Une archive trouvée par hasard, en furetant, nous a interpellés : la photo officielle des conseillers généraux du Loiret en 1979. Des conseillers généraux et de LA conseillère générale, car il n’y a qu’une seule femme au milieu de tous ces messieurs costume-cravatés. « Au milieu » ? Façon de parler. Plutôt sur le côté, à part. Pourtant, avec ses vêtements clairs, on ne voit qu’elle. Pour Edith, Christiane Sarrailh se rappelle…
Il fallait que je parle la première, sinon, j’avais beau lever la main, on ne me passait pas la parole
Les élections départementales et régionales se tiendront les 20 et 27 juin. Grâce aux lois sur la parité, on comptait en France 48 % de femmes siégeant dans les conseils régionaux au 1er janvier 2020 – elles n’étaient que 27,5 % en 1998 –, tandis que l’exacte moitié de chaque assemblée départementale est désormais composée de conseillères, et ce depuis les élections de 2015 (qui ont vu en outre le remplacement des conseils généraux par les conseils départementaux). Quel changement dans une institution longtemps phallocrate… Ainsi, sur l’ensemble du territoire national, il n’y avait que 13,8 % de conseillères générales en 2011. Plus frappant : au Conseil général du Loiret, au début des années 80, il n’y avait qu’une seule femme, contre 43 hommes* !
Une surprise
À l’époque, Christiane Sarrailh était adhérente du Parti socialiste, à la section d’Olivet. « Les élections cantonales arrivaient, mais les hommes ne voulaient pas y aller. » Il faut dire que le canton, avec six communes de droite, était en théorie ingagnable. « On m’a poussée, je me suis dit ʺpourquoi pas ?ʺ… C’était une aventure. » Or, les deux candidats de droite s’étant maintenus au deuxième tour, c’est Mme Sarrailh, alors âgée de 39 ans, qui l’a emporté au terme d’une triangulaire. Surprise ! « Le soir, je ne m’étais même pas rendue au dépouillement, on est venu m’annoncer la nouvelle. » Un qui n’a pas immédiatement réalisé non plus, c’est le gardien de la Préfecture, dans le périmètre de laquelle était situé le Conseil général : « Le premier jour, il m’a demandé ce que je venais faire, je lui ai répondu que je voulais entrer pour assister à la séance ! »
Toujours à l’écoute
Quant aux collègues conseillers généraux, ils ne brilleront pas par leur galanterie, ou tout simplement leur savoir-vivre. « Il fallait que je parle la première, sinon, j’avais beau lever la main, on ne me passait pas la parole. Je ne peux pas dire que l’ambiance était bonne. » À la décharge de ces messieurs, Christiane Sarrailh reconnaît, dans un sourire, qu’elle était « cash », ce qui a pu surprendre, effaroucher peut-être… « Je n’étais pas tendre hors séance, mais en séance, c’était guindé. Eux non plus n’étaient pas tendres avec moi. Une femme, ça les dérangeait. Femme de gauche en plus. » Elle s’est fait néanmoins quelques amis parmi ses collègues, y compris ceux d’une autre couleur politique. « Il ne faut pas être sectaire, à partir du moment où les élus sont simples et s’occupent de leur mandat. »C’est ce que la conseillère générale s’est appliquée à faire durant six ans, en restant à l’écoute de la population : « Même des femmes qui n’étaient pas de mon canton venaient me voir pour des problèmes de divorce, de garde d’enfant. »

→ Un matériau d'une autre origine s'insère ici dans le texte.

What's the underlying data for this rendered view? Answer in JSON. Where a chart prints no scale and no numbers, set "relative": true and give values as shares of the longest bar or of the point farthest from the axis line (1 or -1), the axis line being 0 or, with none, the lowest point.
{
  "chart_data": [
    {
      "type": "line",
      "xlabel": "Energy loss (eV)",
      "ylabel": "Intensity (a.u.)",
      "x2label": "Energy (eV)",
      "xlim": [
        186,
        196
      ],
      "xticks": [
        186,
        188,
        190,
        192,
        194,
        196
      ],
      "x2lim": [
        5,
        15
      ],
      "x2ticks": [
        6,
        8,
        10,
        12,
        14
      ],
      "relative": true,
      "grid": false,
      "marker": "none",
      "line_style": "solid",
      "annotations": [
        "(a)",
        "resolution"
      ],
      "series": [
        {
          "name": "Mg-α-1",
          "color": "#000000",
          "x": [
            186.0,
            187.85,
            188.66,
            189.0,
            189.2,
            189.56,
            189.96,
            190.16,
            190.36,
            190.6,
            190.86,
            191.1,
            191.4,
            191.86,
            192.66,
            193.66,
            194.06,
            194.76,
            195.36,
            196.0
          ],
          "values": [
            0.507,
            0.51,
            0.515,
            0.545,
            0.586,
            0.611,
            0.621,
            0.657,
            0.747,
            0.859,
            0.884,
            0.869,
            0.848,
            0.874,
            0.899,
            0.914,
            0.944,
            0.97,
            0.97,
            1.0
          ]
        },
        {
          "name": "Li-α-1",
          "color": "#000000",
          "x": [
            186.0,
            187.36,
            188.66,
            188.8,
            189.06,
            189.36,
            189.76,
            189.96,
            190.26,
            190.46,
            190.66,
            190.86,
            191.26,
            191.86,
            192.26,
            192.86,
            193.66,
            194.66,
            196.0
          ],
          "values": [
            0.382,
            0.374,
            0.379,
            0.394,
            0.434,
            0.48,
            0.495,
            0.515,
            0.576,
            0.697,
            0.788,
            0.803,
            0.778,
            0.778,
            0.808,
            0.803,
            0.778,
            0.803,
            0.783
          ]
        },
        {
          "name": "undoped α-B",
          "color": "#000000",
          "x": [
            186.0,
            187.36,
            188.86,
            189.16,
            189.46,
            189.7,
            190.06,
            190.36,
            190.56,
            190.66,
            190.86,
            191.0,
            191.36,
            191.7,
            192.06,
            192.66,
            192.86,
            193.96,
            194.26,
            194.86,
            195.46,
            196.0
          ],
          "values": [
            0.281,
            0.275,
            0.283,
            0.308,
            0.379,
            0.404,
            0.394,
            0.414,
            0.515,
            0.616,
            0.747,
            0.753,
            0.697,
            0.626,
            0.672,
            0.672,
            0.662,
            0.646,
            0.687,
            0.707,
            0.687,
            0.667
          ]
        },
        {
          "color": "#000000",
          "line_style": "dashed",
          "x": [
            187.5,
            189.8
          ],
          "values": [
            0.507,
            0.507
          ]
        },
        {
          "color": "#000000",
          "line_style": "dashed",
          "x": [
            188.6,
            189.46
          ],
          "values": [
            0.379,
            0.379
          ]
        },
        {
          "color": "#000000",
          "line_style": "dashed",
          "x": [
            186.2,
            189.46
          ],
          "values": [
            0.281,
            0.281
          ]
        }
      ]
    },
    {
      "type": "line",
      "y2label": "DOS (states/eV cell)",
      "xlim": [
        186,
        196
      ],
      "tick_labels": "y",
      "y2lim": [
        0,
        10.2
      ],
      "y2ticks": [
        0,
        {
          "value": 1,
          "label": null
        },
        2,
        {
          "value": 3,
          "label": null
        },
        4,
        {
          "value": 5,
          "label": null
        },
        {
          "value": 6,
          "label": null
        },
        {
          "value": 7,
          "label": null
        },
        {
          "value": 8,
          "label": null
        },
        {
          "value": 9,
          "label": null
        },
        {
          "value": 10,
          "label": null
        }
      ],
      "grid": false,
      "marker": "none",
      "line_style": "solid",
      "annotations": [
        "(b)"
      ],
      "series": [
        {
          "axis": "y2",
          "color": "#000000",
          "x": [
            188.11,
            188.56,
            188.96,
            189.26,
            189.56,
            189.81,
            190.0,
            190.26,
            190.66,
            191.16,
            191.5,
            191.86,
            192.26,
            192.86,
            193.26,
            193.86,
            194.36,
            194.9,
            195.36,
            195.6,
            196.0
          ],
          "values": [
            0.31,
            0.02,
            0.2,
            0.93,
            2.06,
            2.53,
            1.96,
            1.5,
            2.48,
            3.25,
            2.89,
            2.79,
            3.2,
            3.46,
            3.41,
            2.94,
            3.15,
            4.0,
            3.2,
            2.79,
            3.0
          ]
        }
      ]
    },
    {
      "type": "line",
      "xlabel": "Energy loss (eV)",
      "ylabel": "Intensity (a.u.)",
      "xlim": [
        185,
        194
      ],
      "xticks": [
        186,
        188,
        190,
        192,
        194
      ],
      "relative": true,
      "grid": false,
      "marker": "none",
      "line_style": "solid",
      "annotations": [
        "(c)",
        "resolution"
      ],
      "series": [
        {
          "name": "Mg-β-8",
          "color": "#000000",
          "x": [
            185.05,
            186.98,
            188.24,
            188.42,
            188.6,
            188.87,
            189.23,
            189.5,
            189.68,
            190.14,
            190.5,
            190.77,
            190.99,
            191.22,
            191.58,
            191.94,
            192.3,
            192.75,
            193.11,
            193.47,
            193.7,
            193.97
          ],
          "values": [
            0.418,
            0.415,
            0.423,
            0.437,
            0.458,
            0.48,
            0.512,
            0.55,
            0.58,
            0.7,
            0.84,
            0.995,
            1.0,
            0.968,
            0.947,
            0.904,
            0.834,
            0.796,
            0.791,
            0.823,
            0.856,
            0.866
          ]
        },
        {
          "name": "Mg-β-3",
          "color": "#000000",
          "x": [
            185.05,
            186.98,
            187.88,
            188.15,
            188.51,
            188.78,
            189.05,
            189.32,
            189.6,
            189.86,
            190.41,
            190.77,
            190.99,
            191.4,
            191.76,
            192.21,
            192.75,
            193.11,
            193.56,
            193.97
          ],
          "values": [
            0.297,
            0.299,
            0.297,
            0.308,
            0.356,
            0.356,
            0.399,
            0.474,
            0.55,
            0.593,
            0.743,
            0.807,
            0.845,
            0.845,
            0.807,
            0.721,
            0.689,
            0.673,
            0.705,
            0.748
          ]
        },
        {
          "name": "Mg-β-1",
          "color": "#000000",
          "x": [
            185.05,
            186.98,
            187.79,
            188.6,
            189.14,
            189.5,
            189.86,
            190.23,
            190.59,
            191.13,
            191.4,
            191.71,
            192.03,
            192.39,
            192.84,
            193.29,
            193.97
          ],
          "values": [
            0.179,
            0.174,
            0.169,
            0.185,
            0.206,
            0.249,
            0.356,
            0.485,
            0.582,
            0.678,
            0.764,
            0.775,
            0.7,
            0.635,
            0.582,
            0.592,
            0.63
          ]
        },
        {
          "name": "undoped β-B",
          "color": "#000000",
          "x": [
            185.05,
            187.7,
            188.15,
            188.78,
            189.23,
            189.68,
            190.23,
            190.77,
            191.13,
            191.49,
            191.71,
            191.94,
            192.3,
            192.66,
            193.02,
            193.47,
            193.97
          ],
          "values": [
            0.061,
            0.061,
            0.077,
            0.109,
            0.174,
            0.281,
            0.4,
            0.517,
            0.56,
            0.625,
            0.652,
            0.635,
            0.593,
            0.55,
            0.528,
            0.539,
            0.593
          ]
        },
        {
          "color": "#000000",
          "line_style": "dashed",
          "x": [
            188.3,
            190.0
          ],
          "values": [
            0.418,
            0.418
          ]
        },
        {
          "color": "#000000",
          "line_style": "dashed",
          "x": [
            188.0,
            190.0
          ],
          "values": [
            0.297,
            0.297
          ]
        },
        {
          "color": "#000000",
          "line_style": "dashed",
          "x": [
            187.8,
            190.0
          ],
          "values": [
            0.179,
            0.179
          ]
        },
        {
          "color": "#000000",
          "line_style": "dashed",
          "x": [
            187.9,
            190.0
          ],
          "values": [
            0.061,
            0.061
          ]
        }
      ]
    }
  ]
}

« Mesdames, prenez les places ! »
Suppléante de Jean-Pierre Sueur quand celui-ci a été élu pour la première fois député (en 1981), Mme Sarrailh se présentera à sa propre réélection aux cantonales, mais ne sera pas réélue. Féministe dans l’âme, elle se félicite aujourd’hui de la parité qui prévaut désormais dans son ancienne assemblée. À un détail près : « Il y a des binômes maintenant, mais tout de même, les hommes sont mieux mis en valeur, pas suffisamment les femmes. » Et elle regrette aussi qu’il n’y ait toujours pas de présidente du Loiret* ! Plus globalement, elle encourage les jeunes femmes à ne pas baisser les bras. « Il faut vous engager, militer dans des associations. On a obtenu des droits, mais si vous baissez les bras, on va revenir en arrière ! Prenez les places ! »
*Christiane Sarrailh a été la deuxième femme élue au Département. La première, Cécile Giry, a été élue en septembre 1945, au sortir de la guerre, alors que les femmes venaient d’accéder au droit de vote (ordonnance du 5 octobre 1944). Après elle, il faudra donc attendre 1976 pour qu’une femme siège de nouveau dans la noble assemblée !
**En France, jusqu’aux élections de 2021 tout du moins, 12,4 % des départements étaient présidés par des femmes.